OPINION.
James:The sole issue in this appeal is whether the taxpayer as :a matter of right is entitled to have its tax computed under the provisions of section 328 of the Revenue Act of 1918, or whether *330the computation of the tax under section 302 relieves the Commissioner of the necessity for computation under section 328.
Section 301 of the Revenue Act of 1918 imposes an excess and war-profits tax upon the income of corporations, which involves the use of so-called excess and war profits credits based upon named percentages of invested capital and the graduation of the tax in named percentages also of invested capital.
As a limitation upon the tax of corporations with small incomes, section 302 was inserted in the statute, reading in full as follows:
That the tax imposed by subdivision (a) of section 301 shall in no case be more than 30 per centum of the amount of the net income in excess of $3,000 and not in excess of $20,000, plus 80 per centum of the amount of the net income in excess of $20,000; the tax imposed by subdivision (b) of section 301 shall in no case be more than 20 per centum of the amount of the net income in excess of $3,000 and not in excess of $20,000, plus 40 per centum of the amount of the net income in excess of $20,000; and the above limitations shall apply to the taxes computed under subdivisions (a) and (b) of section 301, respectively, when used in subdivision (c) of that section.
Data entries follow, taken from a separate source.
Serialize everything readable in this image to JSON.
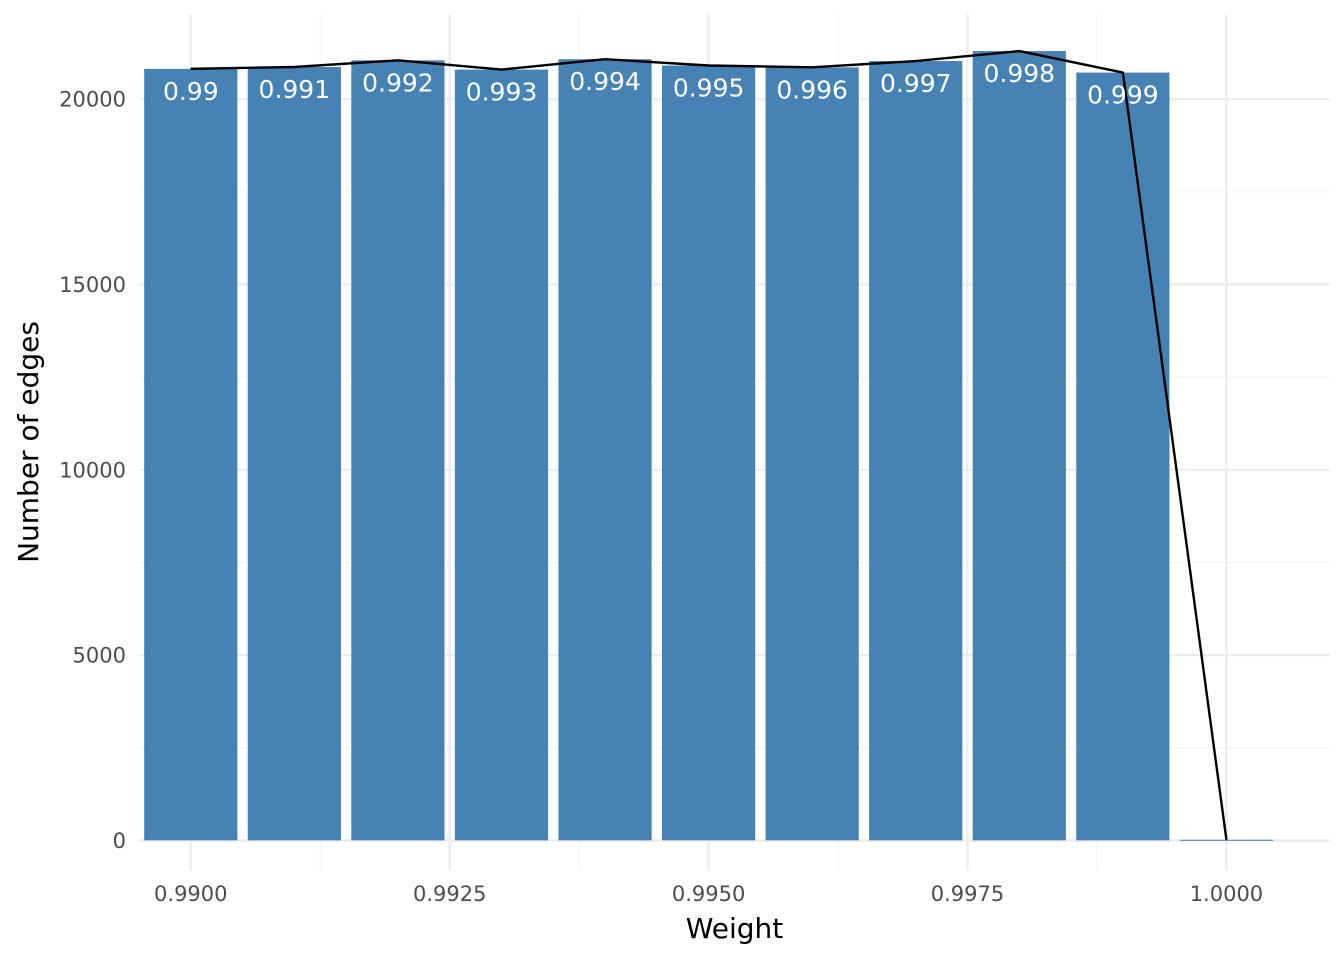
{
  "chart_data": {
    "type": "bar",
    "xlabel": "Weight",
    "ylabel": "Number of edges",
    "xlim": [
      0.9895,
      1.001
    ],
    "ylim": [
      -800,
      22300
    ],
    "x_ticks": [
      0.99,
      0.9925,
      0.995,
      0.9975,
      1.0
    ],
    "x_tick_labels": [
      "0.9900",
      "0.9925",
      "0.9950",
      "0.9975",
      "1.0000"
    ],
    "y_ticks": [
      0,
      5000,
      10000,
      15000,
      20000
    ],
    "y_tick_labels": [
      "0",
      "5000",
      "10000",
      "15000",
      "20000"
    ],
    "bar_width": 0.0009,
    "bar_color": "#4682b4",
    "line_color": "#000000",
    "grid": true,
    "bars": [
      {
        "x": 0.99,
        "value": 20820,
        "label": "0.99"
      },
      {
        "x": 0.991,
        "value": 20870,
        "label": "0.991"
      },
      {
        "x": 0.992,
        "value": 21050,
        "label": "0.992"
      },
      {
        "x": 0.993,
        "value": 20800,
        "label": "0.993"
      },
      {
        "x": 0.994,
        "value": 21080,
        "label": "0.994"
      },
      {
        "x": 0.995,
        "value": 20910,
        "label": "0.995"
      },
      {
        "x": 0.996,
        "value": 20860,
        "label": "0.996"
      },
      {
        "x": 0.997,
        "value": 21030,
        "label": "0.997"
      },
      {
        "x": 0.998,
        "value": 21300,
        "label": "0.998"
      },
      {
        "x": 0.999,
        "value": 20720,
        "label": "0.999"
      },
      {
        "x": 1.0,
        "value": 15,
        "label": ""
      }
    ],
    "line": [
      {
        "x": 0.99,
        "y": 20820
      },
      {
        "x": 0.991,
        "y": 20870
      },
      {
        "x": 0.992,
        "y": 21050
      },
      {
        "x": 0.993,
        "y": 20800
      },
      {
        "x": 0.994,
        "y": 21080
      },
      {
        "x": 0.995,
        "y": 20910
      },
      {
        "x": 0.996,
        "y": 20860
      },
      {
        "x": 0.997,
        "y": 21030
      },
      {
        "x": 0.998,
        "y": 21300
      },
      {
        "x": 0.999,
        "y": 20720
      },
      {
        "x": 1.0,
        "y": 15
      }
    ]
  }
}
Nothing in this section shall be construed in such manner as to increase the tax imposed by section 301.
Further to render practicable the administration of the law and in recognition of some of the difficulties involved in the graduations of a tax based on the investment in the corporation, Congress enacted sections 327 and 328. The pertinent portion of section 327 reads as follows:
That in the following cases the tax shall be determined as provided in section 328:
(a) Where the Commissioner is unable to determine the invested capital as provided in section 326;
(b) In the case of a foreign corporation;
(c) Where a mixed aggregate of tangible property and intangible property has been paid in for stock or for stock and bonds and the Commissioner is unable satisfactorily to determine the respective values of the several classes of property at the time of payment, or to distinguish the classes of property paid in for stock and for bonds, respectively;
(d) Where upon application by the corporation the Commissioner finds and so declares of record that the tax if determined without benefit of this section would, owing to abnormal conditions affecting the capital or income of the corporation, work upon the corporation an exceptional hardship evidenced by gross disproportion between the tax computed without benefit of this section and the tax computed by reference to the representative corporations specified in section 328.
In three of the four cases above, it is necessary for the Commissioner to determine certain facts which operate as conditions precedent to the application of section 328, but when these conditions precedent have been found by him the application of the statute is *331mandatory.. It further appears that section 302 sets forth an absolute minimum limitation of the tax which would otherwise be imposed under either section 301 or 328. Under these circumstances? we are of the opinion that, where the Commissioner has once found the antecedent circumstances, the provisions of section 327 and 328 apply, and the tax must be computed under the latter section. If, then, the tax as computed under section 302 should be less than the tax computed under section 328, the computation under section 302 applies and the ultimate tax is assessed and collected thereunder.
The taxpayer here has proved that for three years prior to 1920 the Commissioner has held that its invested capital could not be satisfactorily determined. It further appears that the Commissioner did not determine the invested capital of the taxpayer or compute the tax under section 301 for the taxable year here in question. It further appears that he did not compute the tax under the provisions of section 328. Section 302, in our opinion is an alternative provision, not to be applied unless the tax computed under that section is less than the tax computed under either section 301 or under section 328 in the event that the mandatory provision of section 327(a) applies. In the absence of evidence that the Commissioner is able to determine the invested capital of the taxpayer for the taxable year here in question, and in view of the fact that he has not first computed the tax under the provisions of section 301, we are of the opinion that the application of section 302 in the first instance was erroneous. This being true, it follows that the Commissioner should determine the invested capital of the taxpayer for the year here in question, if he can do so, and compute the tax under the provisions of section 301.
If the tax when so computed be greater than the tax computed under section 302, the deficiency in issue will be approved. If the Commissioner is unable to determine the invested capital and therefore is unable to compute the tax 'under section 301, section 328 should be applied, and if the tax when so computed be less than the tax computed under section 302, the deficiency, if any, should be recomputed accordingly.
The taxpayer has submitted no evidence as to comparatives under section 328. Such being the case, it will be bound here by the determination of the Commissioner with reference to the amount of tax which shall be found to be due’ under the provisions of section 328. Final determination will be settled as set forth in the decision.